Lawmaker suggests ONC overstepping its authority over HIE governance
During a House Energy and Commerce Subcommittee on Health hearing last week U.S. Rep. Morgan Griffith (R-Va.) questioned whether the Office of the National Coordinator for Health IT (ONC) is overstepping the authority it has over health information exchange (HIE) governance.
“The President’s fiscal year 2016 budget calls for $92 million for the Office of National Coordinator for purposes including the transition to a governance approach for health information exchange,” Griffith told Health and Human Services Secretary Sylvia Burwell during the hearing. “In 2012, an HHS request for information noted that congressional authority is granted to the ONC in the 2009 HITECH Act that would support this governance mechanism. Madam Secretary, I hold in my hand a copy of a Congressional Research Service report dated January 7, 2015, that suggests ONC does not have the authority to support the ONC governance structure outlined in the President’s budget.”
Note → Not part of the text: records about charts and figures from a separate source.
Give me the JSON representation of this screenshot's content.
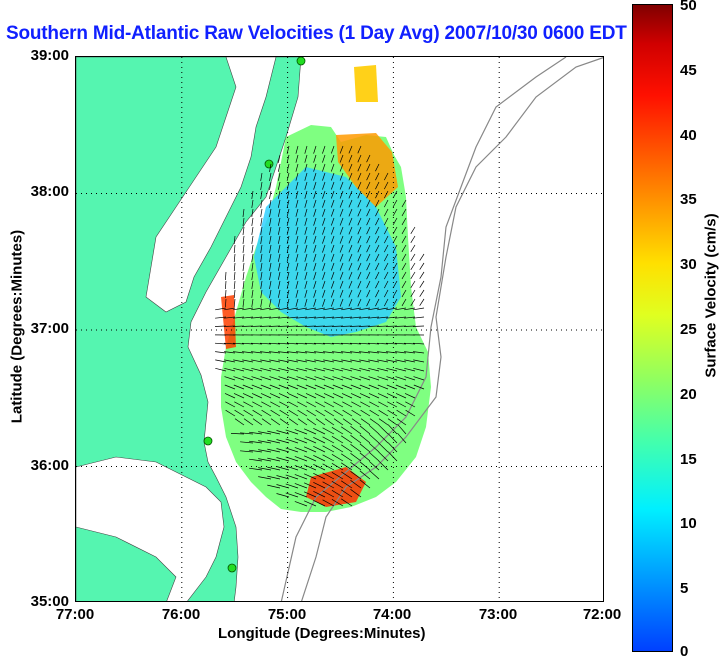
{
  "title": "Southern Mid-Atlantic Raw Velocities (1 Day Avg) 2007/10/30 0600 EDT",
  "xlabel": "Longitude (Degrees:Minutes)",
  "ylabel": "Latitude (Degrees:Minutes)",
  "x_ticks": [
    "77:00",
    "76:00",
    "75:00",
    "74:00",
    "73:00",
    "72:00"
  ],
  "y_ticks": [
    "39:00",
    "38:00",
    "37:00",
    "36:00",
    "35:00"
  ],
  "colorbar": {
    "label": "Surface Velocity (cm/s)",
    "ticks": [
      "50",
      "45",
      "40",
      "35",
      "30",
      "25",
      "20",
      "15",
      "10",
      "5",
      "0"
    ],
    "range": [
      0,
      50
    ]
  },
  "colors": {
    "land": "#55f5b0",
    "title": "#1020ff",
    "bathymetry": "#888888",
    "station": "#22dd22"
  },
  "map": {
    "lon_range": [
      -77,
      -72
    ],
    "lat_range": [
      35,
      39
    ],
    "grid": "dotted"
  }
}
According to an article in Health Data Management, the report—“Scope of the Legal Authority for the Office of the National Coordinator for Health Information Technology—includes analysis that suggests that ONC’s statutory role largely focuses on proposing “standards, implementation specifications, and certification criteria” that support several incentive programs that encourage, rather than require, private entities to adopt certified health information technology.
Furthermore, the report states that the HITECH Act, through which ONC was established, “specifically limits the authority provided under the Act, in that the statute cannot be construed to ‘require a private entity to adopt or comply with a standard’ proposed by ONC and promulgated by HHS.”
“I am concerned when the experts are telling me—both legal and otherwise—that this agency is going beyond its scope of authority, that this is a problem within this administration, and that we should be careful that we should have any agency moving forward without congressional authority,” Griffith told Burwell. “I’m going to ask you to . . . work with me to make sure that the ONC does not overstep its authority granted to it in legislation by this Congress.”
An ONC spokesperson later told Health Data Management that the draft Nationwide Interoperability Roadmap it recently issued has an approach that “is in line with our FY 2016 Budget which describes how we will identify the rules of the road needed for information to flow. We believe the HITECH Act Section 3001 (c)(8) specifically provides ONC with the appropriate authority to establish a governance mechanism for that nationwide health information network.”